1. [Setup a Python virtual environment](https://www.digitalocean.com/community/tutorials/common-python-tools-using-virtualenv-installing-with-pip-and-managing-packages#a-thorough-virtualenv-how-to) with Python 3.6.

2. Start by installing [PyTorch](http://pytorch.org).

3. Install all Python dependencies.

```
pip install -r requirements.txt
```

> For Ubuntu users, install `libsm6` for OpenCV to work:
> ```
> apt install libsm6
> ```

Installation is complete. To get started, launch the demo. Curl your hand into a fist, then use your index finger to point straight up. Move your hand around, and if all works, a red dot will indicate which sector your hand currently points to.

```
python demo.py
```

I've discovered since that I overfit to the location of my head. Whereas this same detector works at different times of day in different places, moving my head causes issues:

![ezgif-2-20e6e1089c](https://user-images.githubusercontent.com/2068077/34429824-7b5ecfaa-ec12-11e7-81ea-cb863c1af017.gif)

## Dataset

I made a simple utility for collecting data. The script moves a red dot around the screen, and your job is to follow that dot with your index finger. Every half a second, the script captures the image. Given it pre-determined the red dot's location, your data is automatically labeled. All it takes is a 5-minute or so capture, for approximately 600 samples.

To collect data, start by launching the script. Within several seconds, the red dot will begin to move. At which point, you should trace the red dot with your index finger. Once you're happy with the amount of data collected, hit `q` to close the frame.

```
python utils/collect_uniform.py
```

> You may alternatively use `utils/collect_bounce.py`. The former script ensures the samples are less biased towards the center of the frame.

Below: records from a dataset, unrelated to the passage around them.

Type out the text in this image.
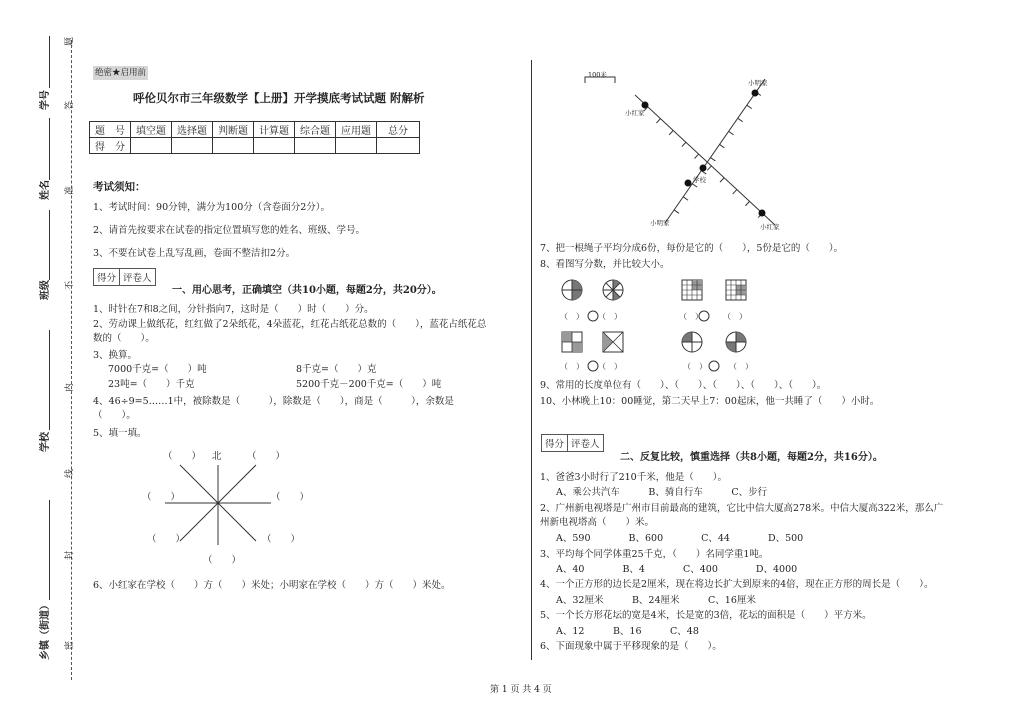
题
答
准
不
内
线
封
密
学号
姓名
班级
学校
乡镇（街道）
绝密★启用前
呼伦贝尔市三年级数学【上册】开学摸底考试试题 附解析
题　号	填空题	选择题	判断题	计算题	综合题	应用题	总分
得　分							
考试须知：
1、考试时间：90分钟，满分为100分（含卷面分2分）。
2、请首先按要求在试卷的指定位置填写您的姓名、班级、学号。
3、不要在试卷上乱写乱画，卷面不整洁扣2分。
得分 评卷人
一、用心思考，正确填空（共10小题，每题2分，共20分）。
1、时针在7和8之间，分针指向7，这时是（　　）时（　　）分。
2、劳动课上做纸花，红红做了2朵纸花，4朵蓝花，红花占纸花总数的（　　），蓝花占纸花总
数的（　　）。
3、换算。
7000千克=（　　）吨	8千克=（　　）克
23吨=（　　）千克	5200千克－200千克=（　　）吨
4、46÷9=5……1中，被除数是（　　　），除数是（　　），商是（　　　），余数是
（　　）。
5、填一填。
（　　） 北	（　　）
（　　）	（　　）
（　　）	（　　）
（　　）
6、小红家在学校（　　）方（　　）米处；小明家在学校（　　）方（　　）米处。
100米
小明家
小红家
学校
小明家	小红家
7、把一根绳子平均分成6份，每份是它的（　　），5份是它的（　　）。
8、看图写分数，并比较大小。
（　） （　）	（　）	（　）
（　） （　）	（　）	（　）
9、常用的长度单位有（　　）、（　　）、（　　）、（　　）、（　　）。
10、小林晚上10：00睡觉，第二天早上7：00起床，他一共睡了（　　）小时。
得分 评卷人
二、反复比较，慎重选择（共8小题，每题2分，共16分）。
1、爸爸3小时行了210千米，他是（　　）。
A、乘公共汽车　　　B、骑自行车　　　C、步行
2、广州新电视塔是广州市目前最高的建筑，它比中信大厦高278米。中信大厦高322米，那么广
州新电视塔高（　　）米。
A、590　　　　B、600　　　　C、44　　　　D、500
3、平均每个同学体重25千克，（　　）名同学重1吨。
A、40　　　　B、4　　　　C、400　　　　D、4000
4、一个正方形的边长是2厘米，现在将边长扩大到原来的4倍，现在正方形的周长是（　　）。
A、32厘米　　　B、24厘米　　　C、16厘米
5、一个长方形花坛的宽是4米，长是宽的3倍，花坛的面积是（　　）平方米。
A、12　　　B、16　　　C、48
6、下面现象中属于平移现象的是（　　）。
第 1 页 共 4 页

After collection, use the `prepare.py` script to put all data into numpy matrices.

```
python utils/prepare.py
```

If you'd like to reproduce my results or simply use the data I collected, [download data I used](https://drive.google.com/file/d/1nf0QcDijw6NTVR7Q9qwkWZEcMcCkNnJy/view?usp=sharing) from Google Drive.

## Training

To launch training, use the `main.py` script. The default model and dataset regresses to the exact cartesian coordinates.

```
python main.py train
```

To use the classification approach, and as a result, tradeoff between accuracy and compute power available, use the `--dataset` flag. The variables `xbins` and `ybins` in the source allow you to tune the granularity of our bins.

```
python main.py train --dataset=classification
```

The `--lr` flag allows you to change the learning rate, and the `--model` flag allows you to pass in pretrained models. By default, checkpoints are saved at `outputs/checkpoint.pth`. For my model, I trained at a learning rate of `0.001` for the first 20 epochs and `0.0001` for an additional 20 epochs.